Selon la ministre, les investissements retenus dans la version révisée du programme doivent s’inscrire dans les orientations stratégiques définies par les autorités nationales. Les secteurs liés à la gouvernance, à la sécurité, aux infrastructures, aux services sociaux essentiels, à la relance économique et au renforcement des institutions figurent parmi les domaines prioritaires identifiés.
Alors que l’exercice fiscal entre dans sa phase finale, les responsables des différentes institutions ont été invités à renforcer le suivi administratif et technique des projets en cours. L’objectif est notamment de garantir la disponibilité des informations nécessaires à l’évaluation des investissements et à la prise de décision.
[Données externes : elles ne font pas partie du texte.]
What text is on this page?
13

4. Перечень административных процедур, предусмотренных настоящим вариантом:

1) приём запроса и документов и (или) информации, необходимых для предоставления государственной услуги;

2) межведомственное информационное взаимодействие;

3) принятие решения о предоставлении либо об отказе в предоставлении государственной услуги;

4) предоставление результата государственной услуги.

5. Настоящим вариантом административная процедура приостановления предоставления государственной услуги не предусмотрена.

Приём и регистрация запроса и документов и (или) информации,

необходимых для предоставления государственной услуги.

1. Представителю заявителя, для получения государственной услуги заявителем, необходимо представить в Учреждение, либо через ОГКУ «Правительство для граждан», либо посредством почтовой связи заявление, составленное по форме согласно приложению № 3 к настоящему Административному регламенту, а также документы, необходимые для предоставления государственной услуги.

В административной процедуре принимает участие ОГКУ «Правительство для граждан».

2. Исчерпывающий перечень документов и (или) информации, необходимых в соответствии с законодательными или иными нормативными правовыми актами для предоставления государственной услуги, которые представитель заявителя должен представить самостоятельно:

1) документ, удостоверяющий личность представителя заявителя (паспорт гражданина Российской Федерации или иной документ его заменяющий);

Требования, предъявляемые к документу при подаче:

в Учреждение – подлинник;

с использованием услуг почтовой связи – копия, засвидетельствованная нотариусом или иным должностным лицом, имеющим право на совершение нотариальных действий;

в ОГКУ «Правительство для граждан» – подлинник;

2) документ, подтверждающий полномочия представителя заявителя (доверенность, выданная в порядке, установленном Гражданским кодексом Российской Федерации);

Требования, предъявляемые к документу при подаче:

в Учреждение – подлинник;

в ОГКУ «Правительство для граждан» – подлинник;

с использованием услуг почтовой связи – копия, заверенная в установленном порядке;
Les participants ont également examiné les indicateurs de performance associés au PIP rectificatif. Les échanges ont mis l’accent sur la nécessité de disposer d’outils de mesure permettant d’évaluer de manière concrète les effets des dépenses publiques sur les conditions de vie de la population.
La question de la coordination entre les différentes entités publiques a aussi occupé une place importante dans les débats. Les autorités ont plaidé pour un meilleur partage de l’information et une gestion davantage axée sur les résultats afin d’accroître l’efficacité des interventions de l’État.
Intervenant au cours de l’atelier, le directeur général du MPCE, Guy Roméro Latry, a insisté sur l’importance d’accélérer les efforts pour atteindre les objectifs fixés avant la fin de l’exercice budgétaire. Il a estimé que la réussite du programme dépendra de la capacité des institutions à convertir les ressources disponibles en réalisations tangibles et durables.
De son côté, le directeur de l’Investissement public, Frantz Bastien, a rappelé que le PIP rectificatif constitue un outil de gestion stratégique permettant d’adapter les projets aux réalités du contexte national. Il a souligné que cette démarche favorise notamment l’ajustement des coûts, des échéanciers et des modalités d’exécution, tout en intégrant les nouvelles priorités gouvernementales.
Les travaux doivent se poursuivre par une analyse détaillée des projets inscrits au programme révisé, avec une attention particulière portée à leur niveau d’exécution et aux perspectives de réalisation d’ici la clôture de l’exercice fiscal 2025-2026.